Economic data send out contradictory signals
A combination of good fortune and the policy of curbing gold imports has clearly paid off with the government able to rein in the current account deficit (CAD) for Q2FY14 at $5.2 billion or just 1.2% of GDP compared with 4.9% in Q1FY14. But, more than anything else, it is the continued collapse in GDP that has ensured CAD remains under control, implying that the situation can once again get out of control as GDP picks up—with no policy on opening up of the coal sector, for instance, coal imports will pick up once again as GDP rises; similarly, till the ban on iron ore mining is lifted, exports will remain limited.
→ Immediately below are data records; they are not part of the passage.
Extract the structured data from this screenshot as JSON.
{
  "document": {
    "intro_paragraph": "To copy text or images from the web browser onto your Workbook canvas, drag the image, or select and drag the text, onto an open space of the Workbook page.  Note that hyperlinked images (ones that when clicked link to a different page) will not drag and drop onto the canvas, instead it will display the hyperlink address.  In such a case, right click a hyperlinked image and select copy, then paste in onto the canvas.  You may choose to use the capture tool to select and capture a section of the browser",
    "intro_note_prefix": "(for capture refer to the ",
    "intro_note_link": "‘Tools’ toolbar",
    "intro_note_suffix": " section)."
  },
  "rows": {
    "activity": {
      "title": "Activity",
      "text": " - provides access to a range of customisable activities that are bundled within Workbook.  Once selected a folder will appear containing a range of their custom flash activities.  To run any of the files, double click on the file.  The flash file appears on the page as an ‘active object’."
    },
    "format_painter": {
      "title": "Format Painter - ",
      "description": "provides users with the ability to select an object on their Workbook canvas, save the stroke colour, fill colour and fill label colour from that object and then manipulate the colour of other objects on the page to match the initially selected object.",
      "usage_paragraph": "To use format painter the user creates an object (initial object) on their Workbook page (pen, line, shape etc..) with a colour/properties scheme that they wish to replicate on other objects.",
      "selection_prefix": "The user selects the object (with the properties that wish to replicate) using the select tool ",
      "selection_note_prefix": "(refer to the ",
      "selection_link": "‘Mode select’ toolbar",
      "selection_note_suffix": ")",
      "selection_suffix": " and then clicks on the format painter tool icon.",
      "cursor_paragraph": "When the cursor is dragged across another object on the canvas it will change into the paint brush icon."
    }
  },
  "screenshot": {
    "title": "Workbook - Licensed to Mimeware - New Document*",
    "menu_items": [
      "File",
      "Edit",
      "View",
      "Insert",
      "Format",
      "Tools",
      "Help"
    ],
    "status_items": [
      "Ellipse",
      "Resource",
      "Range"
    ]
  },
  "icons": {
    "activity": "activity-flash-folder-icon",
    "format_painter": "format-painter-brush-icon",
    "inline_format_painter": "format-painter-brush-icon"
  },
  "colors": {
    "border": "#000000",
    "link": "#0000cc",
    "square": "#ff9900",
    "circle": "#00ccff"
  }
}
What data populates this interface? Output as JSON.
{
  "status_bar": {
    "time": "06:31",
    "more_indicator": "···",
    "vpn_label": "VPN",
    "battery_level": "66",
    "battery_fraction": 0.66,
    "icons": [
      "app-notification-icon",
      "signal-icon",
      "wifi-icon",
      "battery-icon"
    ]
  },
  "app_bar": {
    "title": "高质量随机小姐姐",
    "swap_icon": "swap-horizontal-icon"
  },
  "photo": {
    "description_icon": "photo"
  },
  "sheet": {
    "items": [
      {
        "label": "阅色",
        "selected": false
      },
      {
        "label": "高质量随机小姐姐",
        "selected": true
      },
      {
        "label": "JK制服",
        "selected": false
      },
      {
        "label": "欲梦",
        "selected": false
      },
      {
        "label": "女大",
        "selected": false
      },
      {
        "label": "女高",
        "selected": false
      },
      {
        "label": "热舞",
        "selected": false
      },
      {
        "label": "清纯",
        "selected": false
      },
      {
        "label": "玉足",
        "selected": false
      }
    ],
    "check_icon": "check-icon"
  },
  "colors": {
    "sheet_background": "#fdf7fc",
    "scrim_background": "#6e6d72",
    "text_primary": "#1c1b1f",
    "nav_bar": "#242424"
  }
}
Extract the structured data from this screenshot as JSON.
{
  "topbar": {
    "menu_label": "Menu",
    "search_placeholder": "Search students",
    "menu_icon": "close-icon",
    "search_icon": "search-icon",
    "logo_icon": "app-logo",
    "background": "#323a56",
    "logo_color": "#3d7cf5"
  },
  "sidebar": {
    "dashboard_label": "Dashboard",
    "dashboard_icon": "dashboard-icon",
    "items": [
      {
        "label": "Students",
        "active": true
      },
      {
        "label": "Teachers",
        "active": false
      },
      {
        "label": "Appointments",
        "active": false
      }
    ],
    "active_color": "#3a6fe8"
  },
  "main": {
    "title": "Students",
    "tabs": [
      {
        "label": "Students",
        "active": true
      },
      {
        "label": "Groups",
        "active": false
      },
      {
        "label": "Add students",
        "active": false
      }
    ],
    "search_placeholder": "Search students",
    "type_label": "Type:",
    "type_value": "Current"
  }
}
In the immediate short run, though, with H1FY14 CAD at $27 billion—versus $38 billion in the same period last year—the full year’s CAD is well on track to be around $50 billion which is around 2.7% of GDP compared to FY13’s 4.8% of GDP. Though the contraction in Q2 CAD was accompanied by outflows of $5.4 billion versus inflows of $20.5 billion in Q1, India is a lot better prepared for the taper, likely in March or April next year. Not only was RBI exceptionally adroit in the swap mechanism that helped bring in $34 billion of inflows, the move to keep the oil demand away from the market while not drawing down reserves gives the country much-needed flexibility to tackle any post-taper outflows in foreign investment. Removing ceilings on FII investment in government debt—to become part of a global bond index—will help shore up foreign inflows further, but the chances of the government doing this soon look low.
The critical question is whether the stronger CAD and GDP situation will sustain. While a likely CAD of 2.7% of GDP is something to feel good about, this is in a sub-5% GDP growth scenario. And while the GDP data as well as the PMI—after 3 months of contraction, it was 51.3 in November—suggest there is some bottoming out, much of Q2FY14 growth has been due to the spurt in agriculture growth, not because of any structural change. So, thanks to rural incomes growing, firms like Hero MotoCorp with a strong rural base have seen November volumes rising 5.6% yoy. Overall demand, however, remains muted—while private consumption grew a bit faster at 2.2% in Q2FY14, government consumption contracted and will contract further since nearly 85% of the year’s fiscal deficit target has already been exhausted by October. In such a situation, few are investing—a recent study by Kotak Institutional Equities shows how sanctions for fresh projects have been tapering off from R1,13,900 crore in Q1FY11 to R74,900 crore in Q1FY12, R41,300 crore in Q1FY13 and to just R22,000 crore in Q1FY14. Both Tata Motors and Ashok Leyland reported another month of sharp decline in sales volumes of commercial vehicles in November and that too on a low base—37% and 27% yoy, respectively. This coupled with the weak core sector data—the index contracted in November possibly due to a combination on weak demand and supply-side constraints—suggests the recovery is still a weak one, prone to large volatility.